The title of this post is the title of Shon Hopwood's new entry over at Prison Professors.   This piece is styled as a response to the this lengthy Hill commentary by DeAnna Hoskins, the president and CEO of JustLeadershipUSA, which assailed the FIRST STEP Act as "a step backward [that] invites a scary future" (which I discussed critically here).  I recommend folks read everything in full, and I will here reprint how Shon's piece concludes:

I speak to and receive emails from thousands of families with someone in federal prison.  These families almost invariably support First Step.  At the Reform Now rally outside Capitol Hill in early July, many of these families explained how First Step will significantly improve their family’s lives — whether by forcing the Federal Bureau of Prisons to provide meaningful rehabilitation programs or housing their loved one closer to home.  The reform groups who oppose First Step weren’t present for the rally.  I wish they were.

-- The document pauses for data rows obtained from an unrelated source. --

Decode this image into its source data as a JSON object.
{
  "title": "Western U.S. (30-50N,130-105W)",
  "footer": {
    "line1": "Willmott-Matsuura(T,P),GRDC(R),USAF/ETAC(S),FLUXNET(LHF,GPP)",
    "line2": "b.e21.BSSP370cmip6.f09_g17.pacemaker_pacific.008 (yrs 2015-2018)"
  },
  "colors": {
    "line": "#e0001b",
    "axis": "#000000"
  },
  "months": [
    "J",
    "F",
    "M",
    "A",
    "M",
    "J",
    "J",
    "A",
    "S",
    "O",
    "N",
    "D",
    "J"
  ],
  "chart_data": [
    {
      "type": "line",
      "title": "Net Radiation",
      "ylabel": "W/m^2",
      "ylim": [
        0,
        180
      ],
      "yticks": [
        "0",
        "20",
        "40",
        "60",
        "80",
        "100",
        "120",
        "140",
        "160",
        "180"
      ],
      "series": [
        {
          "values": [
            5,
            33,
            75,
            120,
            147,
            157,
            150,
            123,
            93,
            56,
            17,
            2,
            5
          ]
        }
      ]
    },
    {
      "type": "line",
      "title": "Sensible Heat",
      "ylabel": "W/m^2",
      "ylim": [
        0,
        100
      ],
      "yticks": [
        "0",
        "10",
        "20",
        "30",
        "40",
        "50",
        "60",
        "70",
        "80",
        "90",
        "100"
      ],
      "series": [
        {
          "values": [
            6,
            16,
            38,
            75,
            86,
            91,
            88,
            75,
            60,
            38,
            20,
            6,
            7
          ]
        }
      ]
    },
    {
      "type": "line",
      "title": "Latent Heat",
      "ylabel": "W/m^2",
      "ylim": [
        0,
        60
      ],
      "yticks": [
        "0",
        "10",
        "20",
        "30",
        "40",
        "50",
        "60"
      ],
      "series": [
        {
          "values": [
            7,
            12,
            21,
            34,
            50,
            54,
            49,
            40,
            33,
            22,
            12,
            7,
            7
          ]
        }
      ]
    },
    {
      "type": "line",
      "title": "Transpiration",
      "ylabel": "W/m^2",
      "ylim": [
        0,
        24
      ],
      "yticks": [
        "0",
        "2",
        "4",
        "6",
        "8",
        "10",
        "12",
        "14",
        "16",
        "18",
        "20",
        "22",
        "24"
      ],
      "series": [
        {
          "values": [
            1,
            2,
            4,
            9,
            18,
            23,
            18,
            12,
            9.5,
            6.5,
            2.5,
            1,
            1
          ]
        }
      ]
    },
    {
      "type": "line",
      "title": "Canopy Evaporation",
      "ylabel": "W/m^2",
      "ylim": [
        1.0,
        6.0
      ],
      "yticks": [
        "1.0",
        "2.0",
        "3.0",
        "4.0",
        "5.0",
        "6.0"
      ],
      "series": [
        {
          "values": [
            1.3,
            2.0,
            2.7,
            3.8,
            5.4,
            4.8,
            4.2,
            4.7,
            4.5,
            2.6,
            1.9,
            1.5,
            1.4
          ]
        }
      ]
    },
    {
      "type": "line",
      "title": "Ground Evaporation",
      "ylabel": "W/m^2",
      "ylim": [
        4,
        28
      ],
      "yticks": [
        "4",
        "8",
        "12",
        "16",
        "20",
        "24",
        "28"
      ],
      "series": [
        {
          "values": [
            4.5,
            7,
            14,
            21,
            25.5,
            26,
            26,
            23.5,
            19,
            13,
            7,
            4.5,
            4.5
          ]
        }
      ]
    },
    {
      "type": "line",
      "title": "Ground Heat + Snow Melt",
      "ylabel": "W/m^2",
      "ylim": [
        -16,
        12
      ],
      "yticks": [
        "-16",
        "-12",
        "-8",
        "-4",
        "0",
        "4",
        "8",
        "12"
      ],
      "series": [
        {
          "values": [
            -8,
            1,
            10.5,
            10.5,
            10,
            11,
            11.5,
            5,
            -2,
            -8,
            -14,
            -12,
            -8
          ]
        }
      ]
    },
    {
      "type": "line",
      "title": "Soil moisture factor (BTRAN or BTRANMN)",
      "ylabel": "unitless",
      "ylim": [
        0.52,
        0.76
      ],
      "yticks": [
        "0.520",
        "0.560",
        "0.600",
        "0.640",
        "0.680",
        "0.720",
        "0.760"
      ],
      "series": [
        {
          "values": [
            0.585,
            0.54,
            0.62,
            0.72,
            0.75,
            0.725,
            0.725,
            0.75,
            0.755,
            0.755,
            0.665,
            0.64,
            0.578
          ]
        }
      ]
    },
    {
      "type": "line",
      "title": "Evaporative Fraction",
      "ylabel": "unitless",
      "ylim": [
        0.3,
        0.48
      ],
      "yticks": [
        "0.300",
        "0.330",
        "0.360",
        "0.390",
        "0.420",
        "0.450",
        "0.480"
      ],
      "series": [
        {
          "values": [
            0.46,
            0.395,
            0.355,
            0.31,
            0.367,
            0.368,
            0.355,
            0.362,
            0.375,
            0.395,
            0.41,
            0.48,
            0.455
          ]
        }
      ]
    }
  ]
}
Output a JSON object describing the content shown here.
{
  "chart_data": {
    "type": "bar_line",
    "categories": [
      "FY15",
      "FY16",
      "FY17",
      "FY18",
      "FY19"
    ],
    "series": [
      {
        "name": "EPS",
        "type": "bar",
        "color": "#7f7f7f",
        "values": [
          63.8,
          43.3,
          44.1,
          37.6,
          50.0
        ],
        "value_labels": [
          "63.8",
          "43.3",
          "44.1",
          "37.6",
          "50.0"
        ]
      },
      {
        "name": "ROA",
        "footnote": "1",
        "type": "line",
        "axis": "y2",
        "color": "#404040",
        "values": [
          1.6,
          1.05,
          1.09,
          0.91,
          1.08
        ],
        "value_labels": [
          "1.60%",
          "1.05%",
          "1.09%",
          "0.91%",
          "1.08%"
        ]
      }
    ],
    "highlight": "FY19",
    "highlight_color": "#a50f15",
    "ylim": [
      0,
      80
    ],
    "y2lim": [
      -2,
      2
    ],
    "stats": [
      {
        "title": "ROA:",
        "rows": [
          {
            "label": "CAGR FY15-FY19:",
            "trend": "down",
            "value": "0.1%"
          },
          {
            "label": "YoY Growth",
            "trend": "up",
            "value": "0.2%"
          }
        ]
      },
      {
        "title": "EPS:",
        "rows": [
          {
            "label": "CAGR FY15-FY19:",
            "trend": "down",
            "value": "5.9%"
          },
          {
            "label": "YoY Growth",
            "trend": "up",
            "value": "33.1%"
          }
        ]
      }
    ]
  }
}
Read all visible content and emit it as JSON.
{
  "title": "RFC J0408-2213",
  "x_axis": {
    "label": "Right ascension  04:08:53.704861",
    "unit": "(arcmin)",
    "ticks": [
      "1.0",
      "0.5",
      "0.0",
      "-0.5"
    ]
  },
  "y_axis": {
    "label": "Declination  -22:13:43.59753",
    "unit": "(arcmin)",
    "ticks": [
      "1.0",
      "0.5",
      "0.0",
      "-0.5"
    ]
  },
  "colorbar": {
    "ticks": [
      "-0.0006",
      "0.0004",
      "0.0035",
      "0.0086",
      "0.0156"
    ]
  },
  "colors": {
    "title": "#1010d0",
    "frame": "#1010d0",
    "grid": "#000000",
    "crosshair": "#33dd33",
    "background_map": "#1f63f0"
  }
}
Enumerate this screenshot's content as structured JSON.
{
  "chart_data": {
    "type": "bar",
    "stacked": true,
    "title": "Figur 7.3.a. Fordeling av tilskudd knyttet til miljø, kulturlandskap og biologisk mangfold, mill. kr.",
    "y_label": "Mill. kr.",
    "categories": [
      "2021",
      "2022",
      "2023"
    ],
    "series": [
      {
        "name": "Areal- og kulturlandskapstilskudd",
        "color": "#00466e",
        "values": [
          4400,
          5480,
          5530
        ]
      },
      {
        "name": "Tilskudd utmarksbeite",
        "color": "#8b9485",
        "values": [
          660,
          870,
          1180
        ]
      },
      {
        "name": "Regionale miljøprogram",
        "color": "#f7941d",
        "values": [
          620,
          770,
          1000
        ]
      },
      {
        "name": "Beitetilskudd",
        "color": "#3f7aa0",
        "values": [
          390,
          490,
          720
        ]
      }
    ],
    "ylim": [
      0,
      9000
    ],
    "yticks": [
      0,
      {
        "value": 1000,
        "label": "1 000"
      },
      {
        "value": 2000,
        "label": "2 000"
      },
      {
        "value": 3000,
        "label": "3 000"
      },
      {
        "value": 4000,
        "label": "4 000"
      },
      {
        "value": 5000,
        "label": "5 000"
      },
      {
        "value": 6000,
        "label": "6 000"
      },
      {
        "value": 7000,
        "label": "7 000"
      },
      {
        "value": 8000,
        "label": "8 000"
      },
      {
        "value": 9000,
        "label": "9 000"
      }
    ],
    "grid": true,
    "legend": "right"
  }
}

They’d have a better understanding of what makes the federal prison system uniquely harmful to those who are inside it, and how First Step will alleviate some of those harms.

The families who aren’t supportive of First Step are mostly those with loved ones serving really long sentences or life in prison, and this won’t help them get out of prison — even as it is likely to improve the federal prison system overall.  I empathize with their pain and frustration.  But retroactively applicable sentencing provisions has no chance of passing this year.  Not even the Fair Sentencing Act of 2010 was made retroactive when Democrats had a supermajority in Congress and the Presidency.  It is hard to imagine the current Congress somehow doing better.

First Step along with some sentencing additions is the best bill we can get now in the current political climate.  If we don’t take First Step now, we will be waiting at least another two years for any possibility of federal prison reform.  If the past thirty years is a guide, we are probably waiting much, much longer.  Given the stakes, there should be an urgency on all sides to get this done.

I understand that many people have strong feelings against the current President, and that undoubtedly drives some of the angst against First Step.  Yet there can be fights about every other issue without simultaneously rejecting a federal prison reform bill that provides meaningful help to those currently in prison and their families.